I don't like the fact that we're solving problems with such switches.
Fundamentally, more clustering should never hurt from the perspective of the memory system, as long as we really properly cluster by locality. The way it could hurt is by increasing register pressure (and reducing occupancy). So the correct long-term solution is to make the scheduler better at avoiding the register pressure.
I think we can live with this ugliness for now, but I implore you to look at better solutions.
One must-fix inline.
llvm/lib/Target/AMDGPU/SIInstrInfo.cpp | ||
---|---|---|
103 | The name of the cl::opt variable must match the name of the command-line option. |
Hi @nhaehnle
I agree with you on your comments (and also with what @rampitec had made eariler).
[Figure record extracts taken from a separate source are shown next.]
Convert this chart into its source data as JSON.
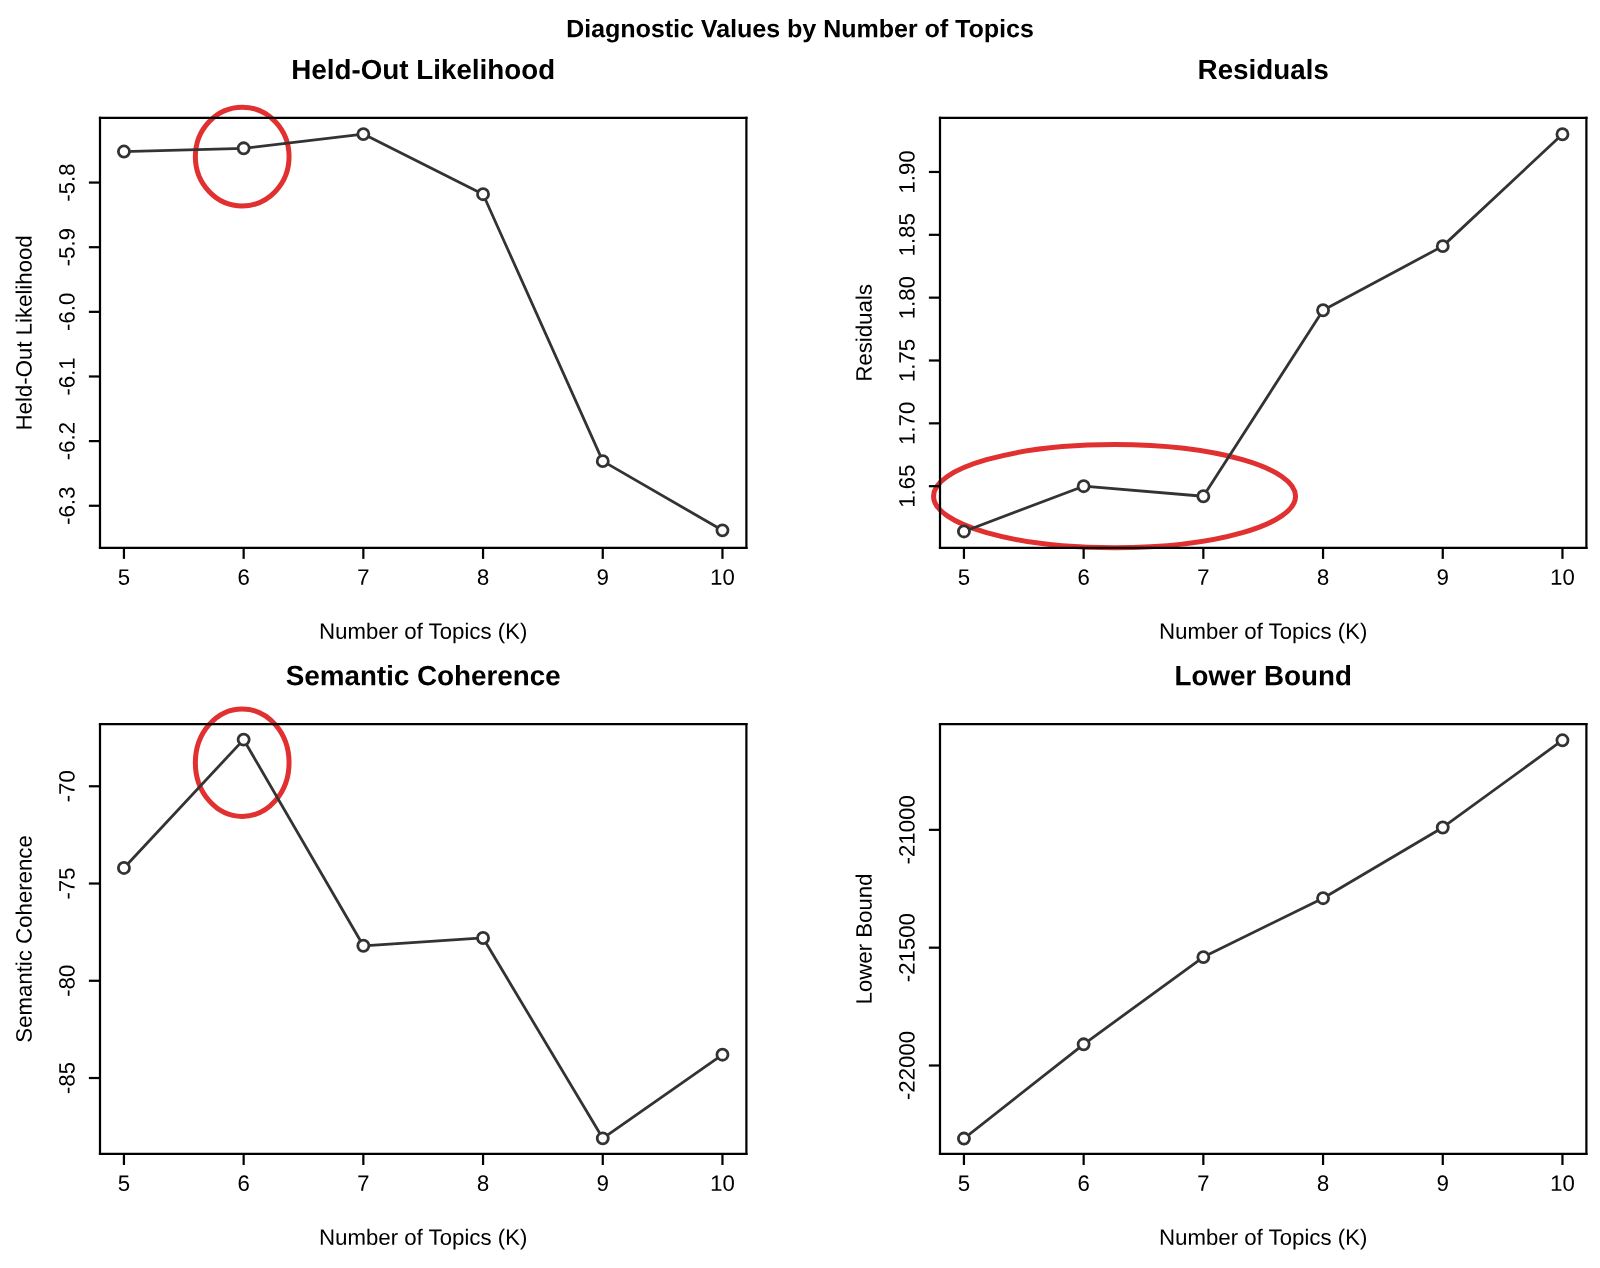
{
  "chart_data": [
    {
      "type": "other",
      "title": "Diagnostic Values by Number of Topics"
    },
    {
      "type": "line",
      "title": "Held-Out Likelihood",
      "xlabel": "Number of Topics (K)",
      "ylabel": "Held-Out Likelihood",
      "x": [
        5,
        6,
        7,
        8,
        9,
        10
      ],
      "series": [
        {
          "color": "#333333",
          "values": [
            -5.752,
            -5.747,
            -5.725,
            -5.818,
            -6.231,
            -6.338
          ]
        }
      ],
      "xlim": [
        4.8,
        10.2
      ],
      "xticks": [
        5,
        6,
        7,
        8,
        9,
        10
      ],
      "ylim": [
        -6.365,
        -5.7
      ],
      "yticks": [
        -5.8,
        -5.9,
        {
          "value": -6.0,
          "label": "-6.0"
        },
        -6.1,
        -6.2,
        -6.3
      ],
      "marker": "circle",
      "grid": false
    },
    {
      "type": "line",
      "title": "Residuals",
      "xlabel": "Number of Topics (K)",
      "ylabel": "Residuals",
      "x": [
        5,
        6,
        7,
        8,
        9,
        10
      ],
      "series": [
        {
          "color": "#333333",
          "values": [
            1.614,
            1.65,
            1.642,
            1.79,
            1.841,
            1.93
          ]
        }
      ],
      "xlim": [
        4.8,
        10.2
      ],
      "xticks": [
        5,
        6,
        7,
        8,
        9,
        10
      ],
      "ylim": [
        1.601,
        1.943
      ],
      "yticks": [
        1.65,
        {
          "value": 1.7,
          "label": "1.70"
        },
        1.75,
        {
          "value": 1.8,
          "label": "1.80"
        },
        1.85,
        {
          "value": 1.9,
          "label": "1.90"
        }
      ],
      "marker": "circle",
      "grid": false
    },
    {
      "type": "line",
      "title": "Semantic Coherence",
      "xlabel": "Number of Topics (K)",
      "ylabel": "Semantic Coherence",
      "x": [
        5,
        6,
        7,
        8,
        9,
        10
      ],
      "series": [
        {
          "color": "#333333",
          "values": [
            -74.2,
            -67.6,
            -78.2,
            -77.8,
            -88.1,
            -83.8
          ]
        }
      ],
      "xlim": [
        4.8,
        10.2
      ],
      "xticks": [
        5,
        6,
        7,
        8,
        9,
        10
      ],
      "ylim": [
        -88.9,
        -66.8
      ],
      "yticks": [
        -70,
        -75,
        -80,
        -85
      ],
      "marker": "circle",
      "grid": false
    },
    {
      "type": "line",
      "title": "Lower Bound",
      "xlabel": "Number of Topics (K)",
      "ylabel": "Lower Bound",
      "x": [
        5,
        6,
        7,
        8,
        9,
        10
      ],
      "series": [
        {
          "color": "#333333",
          "values": [
            -22310,
            -21910,
            -21540,
            -21290,
            -20990,
            -20620
          ]
        }
      ],
      "xlim": [
        4.8,
        10.2
      ],
      "xticks": [
        5,
        6,
        7,
        8,
        9,
        10
      ],
      "ylim": [
        -22375,
        -20551
      ],
      "yticks": [
        -21000,
        -21500,
        -22000
      ],
      "marker": "circle",
      "grid": false
    }
  ]
}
We landed-up with this heuristic based on various fact to satisfy all the work-load that we investigated. But, now, I am realizing that there is serious loop-hole with this patch as @rampitec pointed out eariler.
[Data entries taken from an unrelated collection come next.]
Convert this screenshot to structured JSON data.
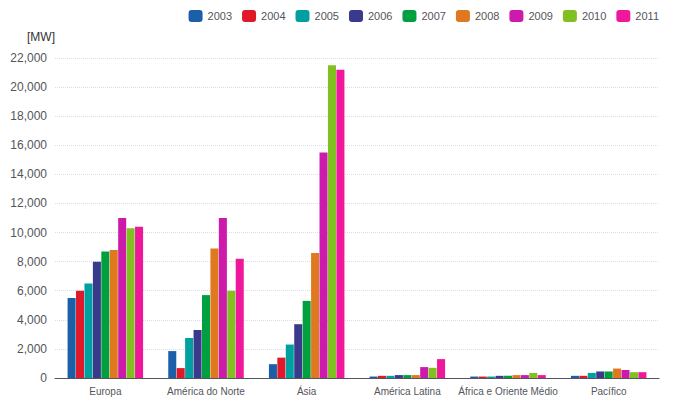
{
  "chart_data": {
    "type": "bar",
    "ylabel": "[MW]",
    "categories": [
      "Europa",
      "América do Norte",
      "Ásia",
      "América Latina",
      "África e Oriente Médio",
      "Pacífico"
    ],
    "series": [
      {
        "name": "2003",
        "color": "#1a5fa8",
        "values": [
          5500,
          1850,
          950,
          100,
          100,
          150
        ]
      },
      {
        "name": "2004",
        "color": "#e0192a",
        "values": [
          6000,
          680,
          1400,
          150,
          100,
          150
        ]
      },
      {
        "name": "2005",
        "color": "#00a0a0",
        "values": [
          6500,
          2750,
          2300,
          150,
          100,
          350
        ]
      },
      {
        "name": "2006",
        "color": "#3a3a8c",
        "values": [
          8000,
          3300,
          3700,
          200,
          150,
          450
        ]
      },
      {
        "name": "2007",
        "color": "#00a040",
        "values": [
          8700,
          5700,
          5300,
          200,
          150,
          450
        ]
      },
      {
        "name": "2008",
        "color": "#e07820",
        "values": [
          8800,
          8900,
          8600,
          200,
          200,
          650
        ]
      },
      {
        "name": "2009",
        "color": "#cc1aaa",
        "values": [
          11000,
          11000,
          15500,
          750,
          200,
          550
        ]
      },
      {
        "name": "2010",
        "color": "#80c020",
        "values": [
          10300,
          6000,
          21500,
          700,
          350,
          400
        ]
      },
      {
        "name": "2011",
        "color": "#f0189a",
        "values": [
          10400,
          8200,
          21200,
          1300,
          200,
          400
        ]
      }
    ],
    "ylim": [
      0,
      22000
    ],
    "yticks": [
      0,
      {
        "value": 2000,
        "label": "2,000"
      },
      {
        "value": 4000,
        "label": "4,000"
      },
      {
        "value": 6000,
        "label": "6,000"
      },
      {
        "value": 8000,
        "label": "8,000"
      },
      {
        "value": 10000,
        "label": "10,000"
      },
      {
        "value": 12000,
        "label": "12,000"
      },
      {
        "value": 14000,
        "label": "14,000"
      },
      {
        "value": 16000,
        "label": "16,000"
      },
      {
        "value": 18000,
        "label": "18,000"
      },
      {
        "value": 20000,
        "label": "20,000"
      },
      {
        "value": 22000,
        "label": "22,000"
      }
    ],
    "grid": true,
    "legend": "upper right"
  }
}
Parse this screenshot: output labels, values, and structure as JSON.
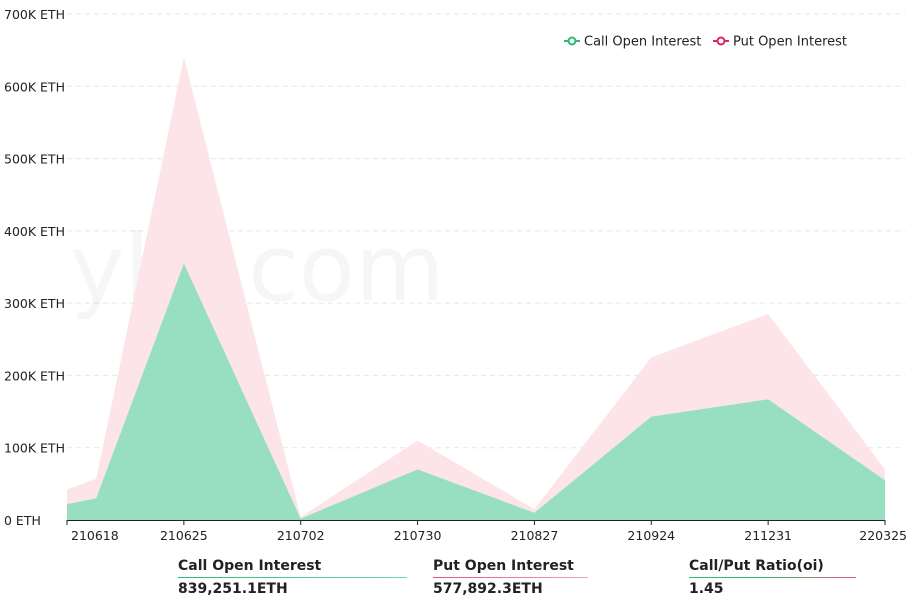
{
  "chart_data": {
    "type": "area",
    "stacked": true,
    "y_unit_suffix": "ETH",
    "y_ticks": [
      "700K ETH",
      "600K ETH",
      "500K ETH",
      "400K ETH",
      "300K ETH",
      "200K ETH",
      "100K ETH",
      "0 ETH"
    ],
    "ylim": [
      0,
      700000
    ],
    "x_tick_labels": [
      "210618",
      "210625",
      "210702",
      "210730",
      "210827",
      "210924",
      "211231",
      "220325"
    ],
    "x": [
      0,
      0.25,
      1,
      2,
      3,
      4,
      5,
      6,
      7
    ],
    "series": [
      {
        "name": "Call Open Interest",
        "color": "#2eb872",
        "fill": "#98dfc1",
        "values": [
          22000,
          30000,
          355000,
          2000,
          70000,
          10000,
          143000,
          167000,
          55000
        ]
      },
      {
        "name": "Put  Open Interest",
        "color": "#e0245e",
        "fill": "#fce4e8",
        "values": [
          20000,
          27000,
          285000,
          2000,
          40000,
          5000,
          82000,
          118000,
          15000
        ]
      }
    ],
    "legend_position": "top-right",
    "grid": true
  },
  "watermark": "yht.com",
  "summary": {
    "call": {
      "label": "Call Open Interest",
      "value": "839,251.1ETH"
    },
    "put": {
      "label": "Put Open Interest",
      "value": "577,892.3ETH"
    },
    "ratio": {
      "label": "Call/Put Ratio(oi)",
      "value": "1.45"
    }
  }
}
If you carefully look into the original (old) heuristic, though, it also says, it is based on clustered bytes, but, the counted num bytes is not very accurate because of the way it is implemented. There is also a fixme comment for it. My initial journey of this patch started - (1) to remove that fixme, by adding necessary support, (2) and, then to fix the performance issues which are internally raised.
But, now, I reliaze that working on both (1) and (2) simultaneously led to current issues. So, my goal now is to make sure that the system is stable as eairler after (1). Once that is achieved, then we have 1:1 parity between old heuristic and its new clean-up. Then only, I can think of (2).
I am working on (1) right now, will put it for review once it is ready. From this angle, this patch is no more required.
I appreciate all the comments made here so far.
And, further I reverted my original commmit (cc9d69385659be32178506a38b4f2e112ed01ad4) which had introduced faulty heuristic since I am not finding any quick solution here. Now, none of the issues should be blocked because of this faulty patch. I will now start from scratch again to arrive at the heauristic which hopefully purley based on number of custered-bytes without mixing-up with number of clustered instructions.
Reverted commit is: 4905536086ee47f26cd13d716eff8aa6424dfdd7
Is there a more useful description than "new heuristic"? If we're asking people to choose between two heuristics then the fact that one of them is currently "new" isn't really helpful.